78703.fb2
Риссен долго молчал. Потом сказал:
— Его осудили в основном за эту историю.
— Меня удивляет, почему его не приговорили к смерти.
— Он был крупным специалистом по производству красок, А в этой отрасли людей всегда не хватает.
Я не ответил. Я прекрасно понимал, что его симпатии на стороне преступника. Но не смог удержаться от небольшой колкости:
— Скажите, мой шеф, разве вы недовольны тем, что мы, наконец, добрались до сути дела и знаем теперь, что представляет собой наша любимая секта?

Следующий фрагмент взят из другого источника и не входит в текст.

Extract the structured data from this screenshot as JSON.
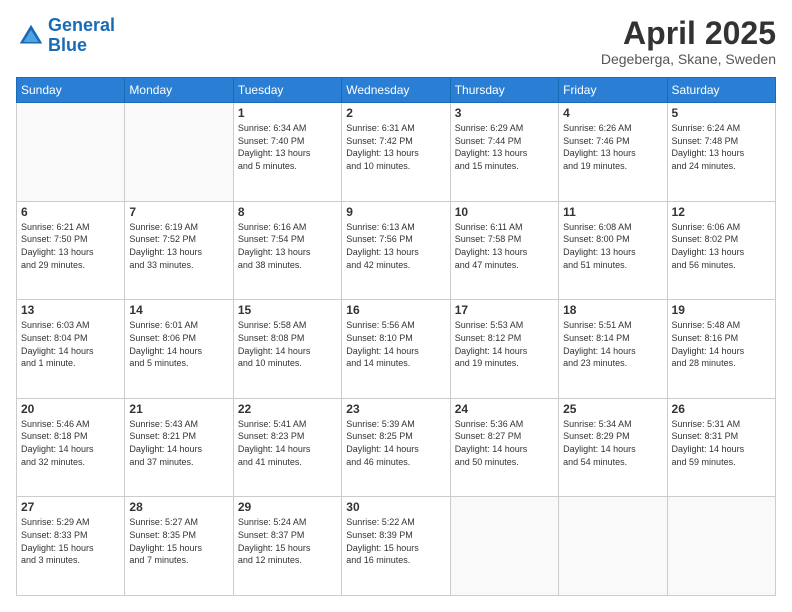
{
  "header": {
    "logo_line1": "General",
    "logo_line2": "Blue",
    "month_title": "April 2025",
    "location": "Degeberga, Skane, Sweden"
  },
  "weekdays": [
    "Sunday",
    "Monday",
    "Tuesday",
    "Wednesday",
    "Thursday",
    "Friday",
    "Saturday"
  ],
  "weeks": [
    [
      {
        "day": "",
        "info": ""
      },
      {
        "day": "",
        "info": ""
      },
      {
        "day": "1",
        "info": "Sunrise: 6:34 AM\nSunset: 7:40 PM\nDaylight: 13 hours\nand 5 minutes."
      },
      {
        "day": "2",
        "info": "Sunrise: 6:31 AM\nSunset: 7:42 PM\nDaylight: 13 hours\nand 10 minutes."
      },
      {
        "day": "3",
        "info": "Sunrise: 6:29 AM\nSunset: 7:44 PM\nDaylight: 13 hours\nand 15 minutes."
      },
      {
        "day": "4",
        "info": "Sunrise: 6:26 AM\nSunset: 7:46 PM\nDaylight: 13 hours\nand 19 minutes."
      },
      {
        "day": "5",
        "info": "Sunrise: 6:24 AM\nSunset: 7:48 PM\nDaylight: 13 hours\nand 24 minutes."
      }
    ],
    [
      {
        "day": "6",
        "info": "Sunrise: 6:21 AM\nSunset: 7:50 PM\nDaylight: 13 hours\nand 29 minutes."
      },
      {
        "day": "7",
        "info": "Sunrise: 6:19 AM\nSunset: 7:52 PM\nDaylight: 13 hours\nand 33 minutes."
      },
      {
        "day": "8",
        "info": "Sunrise: 6:16 AM\nSunset: 7:54 PM\nDaylight: 13 hours\nand 38 minutes."
      },
      {
        "day": "9",
        "info": "Sunrise: 6:13 AM\nSunset: 7:56 PM\nDaylight: 13 hours\nand 42 minutes."
      },
      {
        "day": "10",
        "info": "Sunrise: 6:11 AM\nSunset: 7:58 PM\nDaylight: 13 hours\nand 47 minutes."
      },
      {
        "day": "11",
        "info": "Sunrise: 6:08 AM\nSunset: 8:00 PM\nDaylight: 13 hours\nand 51 minutes."
      },
      {
        "day": "12",
        "info": "Sunrise: 6:06 AM\nSunset: 8:02 PM\nDaylight: 13 hours\nand 56 minutes."
      }
    ],
    [
      {
        "day": "13",
        "info": "Sunrise: 6:03 AM\nSunset: 8:04 PM\nDaylight: 14 hours\nand 1 minute."
      },
      {
        "day": "14",
        "info": "Sunrise: 6:01 AM\nSunset: 8:06 PM\nDaylight: 14 hours\nand 5 minutes."
      },
      {
        "day": "15",
        "info": "Sunrise: 5:58 AM\nSunset: 8:08 PM\nDaylight: 14 hours\nand 10 minutes."
      },
      {
        "day": "16",
        "info": "Sunrise: 5:56 AM\nSunset: 8:10 PM\nDaylight: 14 hours\nand 14 minutes."
      },
      {
        "day": "17",
        "info": "Sunrise: 5:53 AM\nSunset: 8:12 PM\nDaylight: 14 hours\nand 19 minutes."
      },
      {
        "day": "18",
        "info": "Sunrise: 5:51 AM\nSunset: 8:14 PM\nDaylight: 14 hours\nand 23 minutes."
      },
      {
        "day": "19",
        "info": "Sunrise: 5:48 AM\nSunset: 8:16 PM\nDaylight: 14 hours\nand 28 minutes."
      }
    ],
    [
      {
        "day": "20",
        "info": "Sunrise: 5:46 AM\nSunset: 8:18 PM\nDaylight: 14 hours\nand 32 minutes."
      },
      {
        "day": "21",
        "info": "Sunrise: 5:43 AM\nSunset: 8:21 PM\nDaylight: 14 hours\nand 37 minutes."
      },
      {
        "day": "22",
        "info": "Sunrise: 5:41 AM\nSunset: 8:23 PM\nDaylight: 14 hours\nand 41 minutes."
      },
      {
        "day": "23",
        "info": "Sunrise: 5:39 AM\nSunset: 8:25 PM\nDaylight: 14 hours\nand 46 minutes."
      },
      {
        "day": "24",
        "info": "Sunrise: 5:36 AM\nSunset: 8:27 PM\nDaylight: 14 hours\nand 50 minutes."
      },
      {
        "day": "25",
        "info": "Sunrise: 5:34 AM\nSunset: 8:29 PM\nDaylight: 14 hours\nand 54 minutes."
      },
      {
        "day": "26",
        "info": "Sunrise: 5:31 AM\nSunset: 8:31 PM\nDaylight: 14 hours\nand 59 minutes."
      }
    ],
    [
      {
        "day": "27",
        "info": "Sunrise: 5:29 AM\nSunset: 8:33 PM\nDaylight: 15 hours\nand 3 minutes."
      },
      {
        "day": "28",
        "info": "Sunrise: 5:27 AM\nSunset: 8:35 PM\nDaylight: 15 hours\nand 7 minutes."
      },
      {
        "day": "29",
        "info": "Sunrise: 5:24 AM\nSunset: 8:37 PM\nDaylight: 15 hours\nand 12 minutes."
      },
      {
        "day": "30",
        "info": "Sunrise: 5:22 AM\nSunset: 8:39 PM\nDaylight: 15 hours\nand 16 minutes."
      },
      {
        "day": "",
        "info": ""
      },
      {
        "day": "",
        "info": ""
      },
      {
        "day": "",
        "info": ""
      }
    ]
  ]
}
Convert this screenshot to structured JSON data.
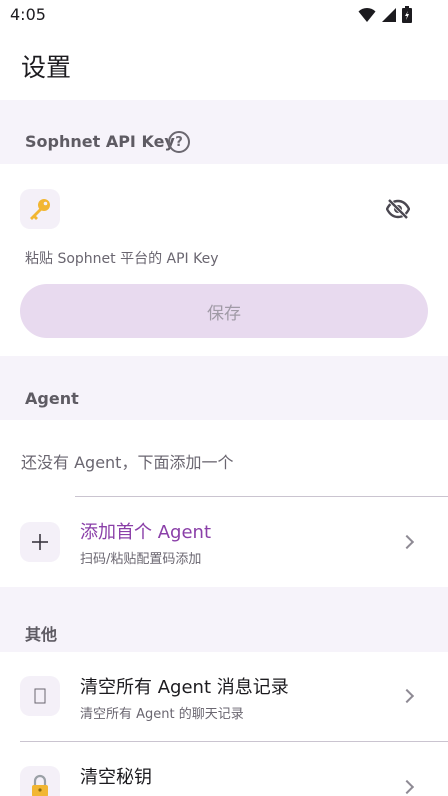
{
  "status_bar": {
    "time": "4:05"
  },
  "app_bar": {
    "title": "设置"
  },
  "api_key_section": {
    "header": "Sophnet API Key",
    "help_glyph": "?",
    "hint": "粘贴 Sophnet 平台的 API Key",
    "save_label": "保存"
  },
  "agent_section": {
    "header": "Agent",
    "empty_text": "还没有 Agent，下面添加一个",
    "add_title": "添加首个 Agent",
    "add_subtitle": "扫码/粘贴配置码添加"
  },
  "other_section": {
    "header": "其他",
    "items": [
      {
        "title": "清空所有 Agent 消息记录",
        "subtitle": "清空所有 Agent 的聊天记录"
      },
      {
        "title": "清空秘钥",
        "subtitle": ""
      }
    ]
  },
  "colors": {
    "accent": "#8a3fa8",
    "section_bg": "#f6f3fa",
    "save_button_bg": "#e8daef"
  },
  "icons": [
    "wifi-icon",
    "cellular-icon",
    "battery-icon",
    "help-icon",
    "key-icon",
    "visibility-off-icon",
    "plus-icon",
    "chevron-right-icon",
    "clear-messages-icon",
    "lock-icon"
  ]
}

— Я полагаю, что быть довольным есть долг каждого честного солдата, — ответил он с иронией, которая, возможно, и не предназначалась для меня. — И позвольте задать вам встречный вопрос, соратник Калль: вы вполне уверены в том, что в душе не завидуете жителям этого отравленного газом города в пустыне?
— Которого не существует, — ответил я со смехом.
Может быть, Риссен вовсе не так уж умен? Если с его стороны это шутка, то весьма скверная.
B все-таки его вопрос задел меня. Еще долгое время спустя он причинил мне боль, как многие другие его слова, как сдерживаемая дрожь в его голосе, как весь он — одновременно смешной и коварный, глубоко штатский человек.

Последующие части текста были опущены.